Page MenuHome GnuPG

Kleopatra hangs "Loading certificate cache" on Windows 10
Open, HighPublic

Description

This is probably related to T4581 and T5760, but I didn't want to hijack those. I also tried the workaround from T5758 -- not setting a reader-port, but to no avail. The only thing that works for me is to kill Kleopatra, which in turn seems to kill the process tree and then upon a second run I often get the certificates loaded quickly. However, sometimes it takes a few tries until it works.

Is there a way to help out with this? I am a developer, I can attach a debugger (in fact I tried), but of course I have no matching debug symbols. Another issue was that the single thread in gpg-connect-agent.exe, the process that seems to hang, is stuck in some kernel call to a synchronization object. You can see it with Process Explorer, but with WinDbg you'd have to establish a kernel debugger connection to get behind what's going on.
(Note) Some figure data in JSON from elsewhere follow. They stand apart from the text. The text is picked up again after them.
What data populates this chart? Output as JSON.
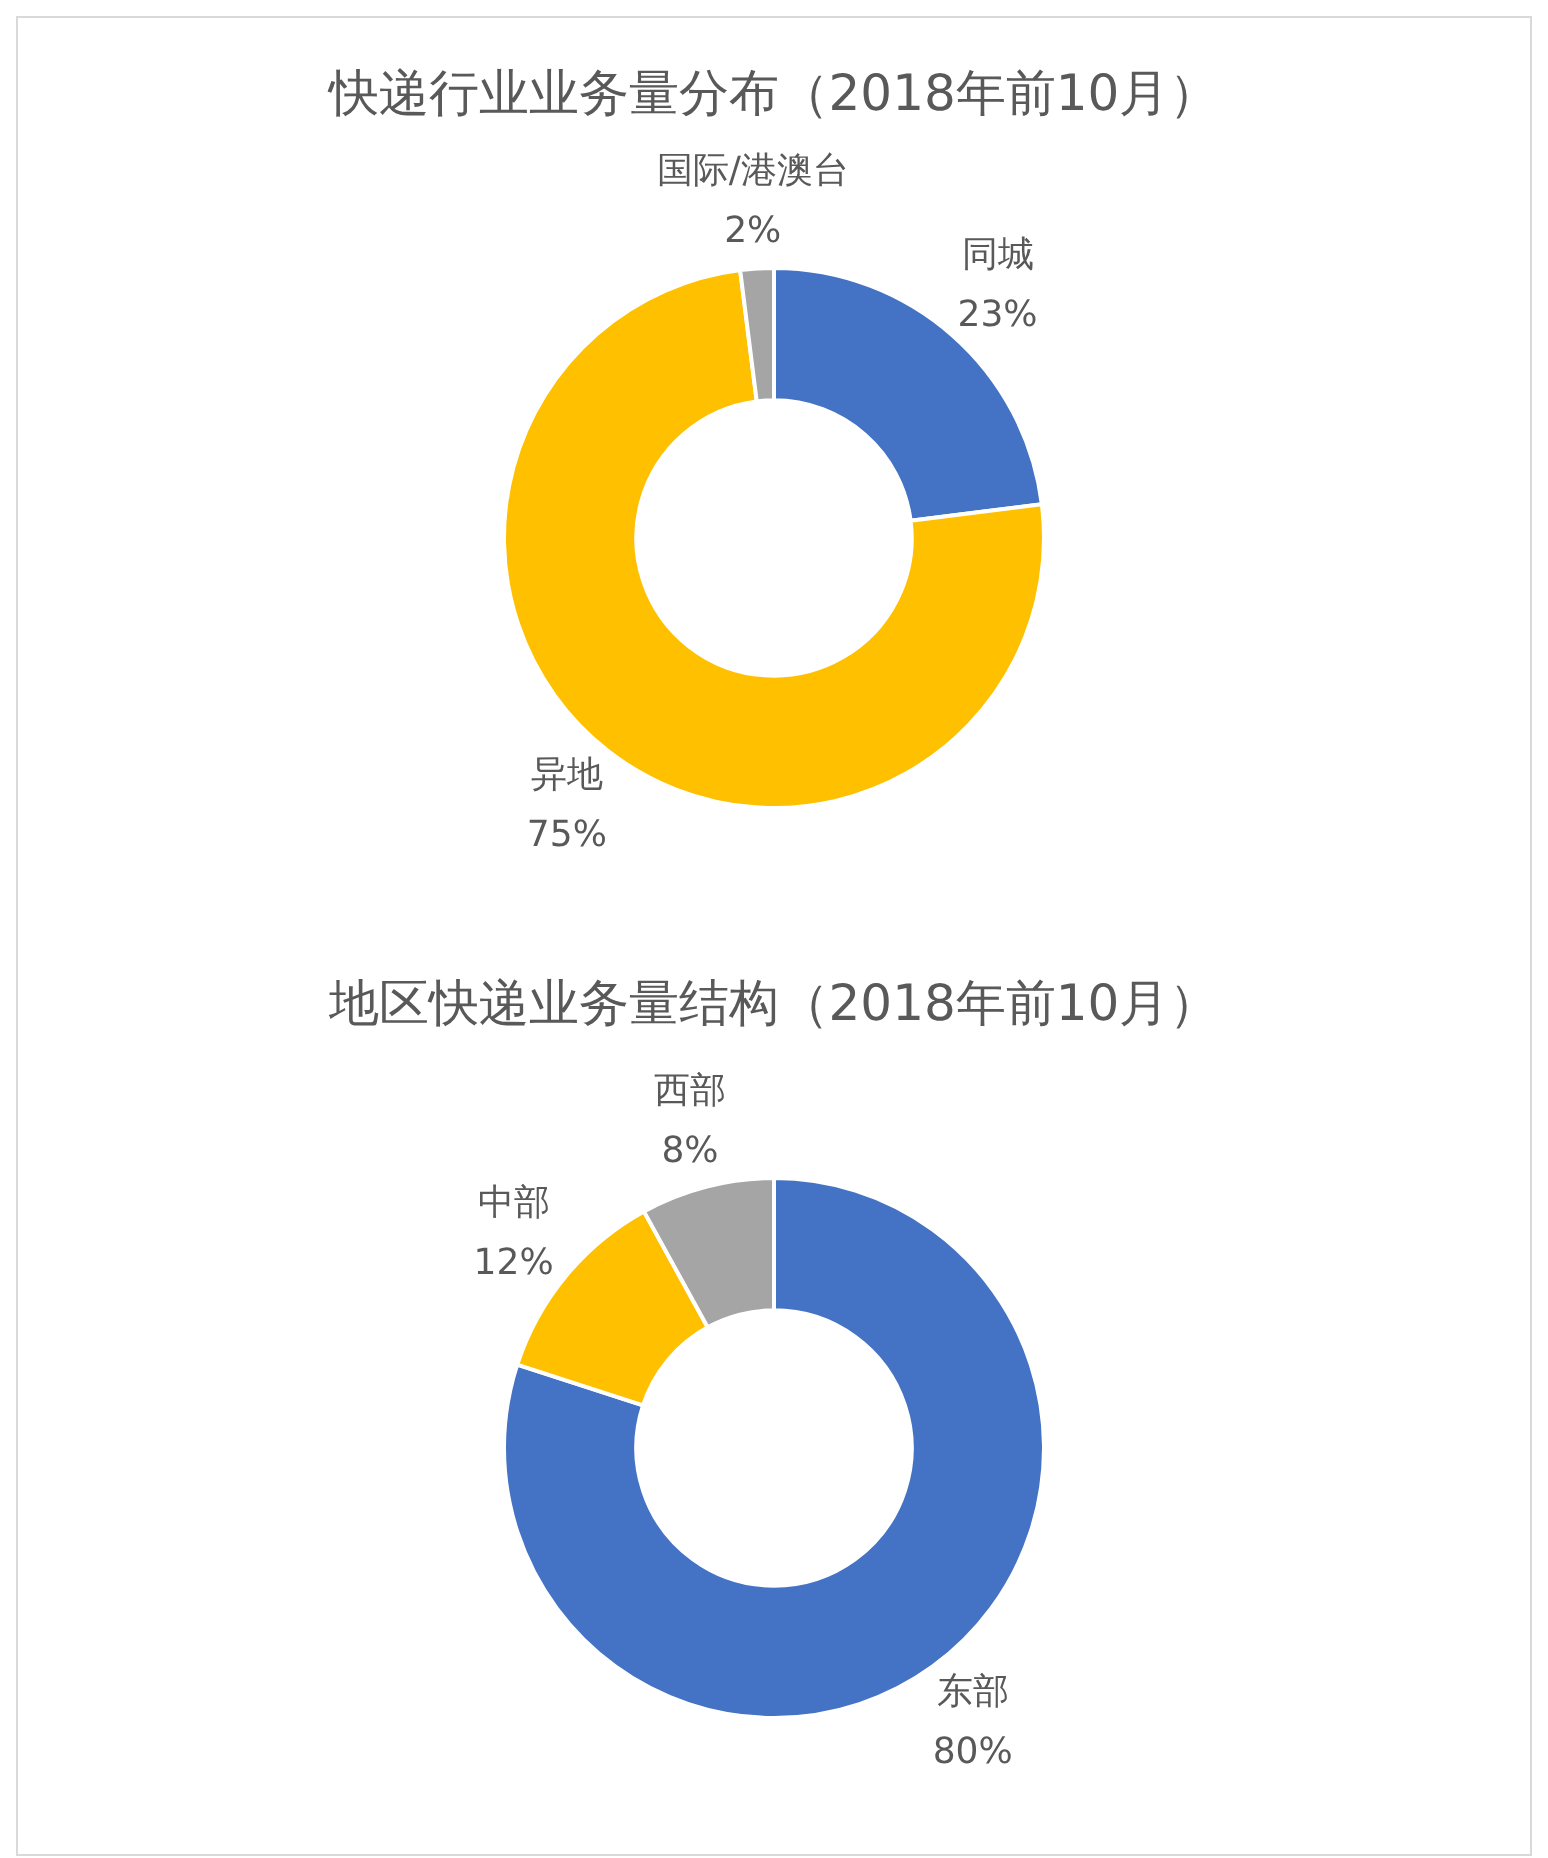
{
  "chart_data": [
    {
      "type": "donut",
      "title": "快递行业业务量分布（2018年前10月）",
      "categories": [
        "同城",
        "异地",
        "国际/港澳台"
      ],
      "values": [
        23,
        75,
        2
      ],
      "value_labels": [
        "23%",
        "75%",
        "2%"
      ],
      "colors": [
        "#4472c4",
        "#ffc000",
        "#a5a5a5"
      ],
      "legend": false
    },
    {
      "type": "donut",
      "title": "地区快递业务量结构（2018年前10月）",
      "categories": [
        "东部",
        "中部",
        "西部"
      ],
      "values": [
        80,
        12,
        8
      ],
      "value_labels": [
        "80%",
        "12%",
        "8%"
      ],
      "colors": [
        "#4472c4",
        "#ffc000",
        "#a5a5a5"
      ],
      "legend": false
    }
  ]
}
I checked and it does not look like it is the loader lock, although I cannot rule it out a 100% at this point. The thread stack looks like this:

ntoskrnl.exe!KeSynchronizeExecution+0x6c56
ntoskrnl.exe!KeWaitForSingleObject+0x1460
ntoskrnl.exe!KeWaitForSingleObject+0x98f
ntoskrnl.exe!KeWaitForSingleObject+0x233
ntoskrnl.exe!RtlFindClearBitsAndSetEx+0xc7d
ntoskrnl.exe!KiCheckForKernelApcDelivery+0x401
ntoskrnl.exe!KeWaitForSingleObject+0x1787
ntoskrnl.exe!KeWaitForSingleObject+0x98f
ntoskrnl.exe!KeWaitForSingleObject+0x233
ntoskrnl.exe!ObWaitForSingleObject+0x91
ntoskrnl.exe!NtWaitForSingleObject+0x6a
ntoskrnl.exe!_setjmpex+0x82b5
wow64cpu.dll!TurboDispatchJumpAddressEnd+0x544
wow64cpu.dll!TurboDispatchJumpAddressEnd+0x3a5
wow64cpu.dll!BTCpuSimulate+0x9
wow64.dll!Wow64KiUserCallbackDispatcher+0x4b9
wow64.dll!Wow64LdrpInitialize+0x12d
ntdll.dll!LdrInitShimEngineDynamic+0x31f1
ntdll.dll!LdrInitializeThunk+0x1db
ntdll.dll!LdrInitializeThunk+0x63
ntdll.dll!LdrInitializeThunk+0xe
0x0000000000000000

The command executed shows as "C:\Program Files (x86)\GnuPG\bin\gpg-connect-agent.exe" NOP.

Sometimes, however, there is a gpg-agent.exe as child process of gpg-connect-agent.exe and sometimes subsequently scdaemon.exe as a child process of that.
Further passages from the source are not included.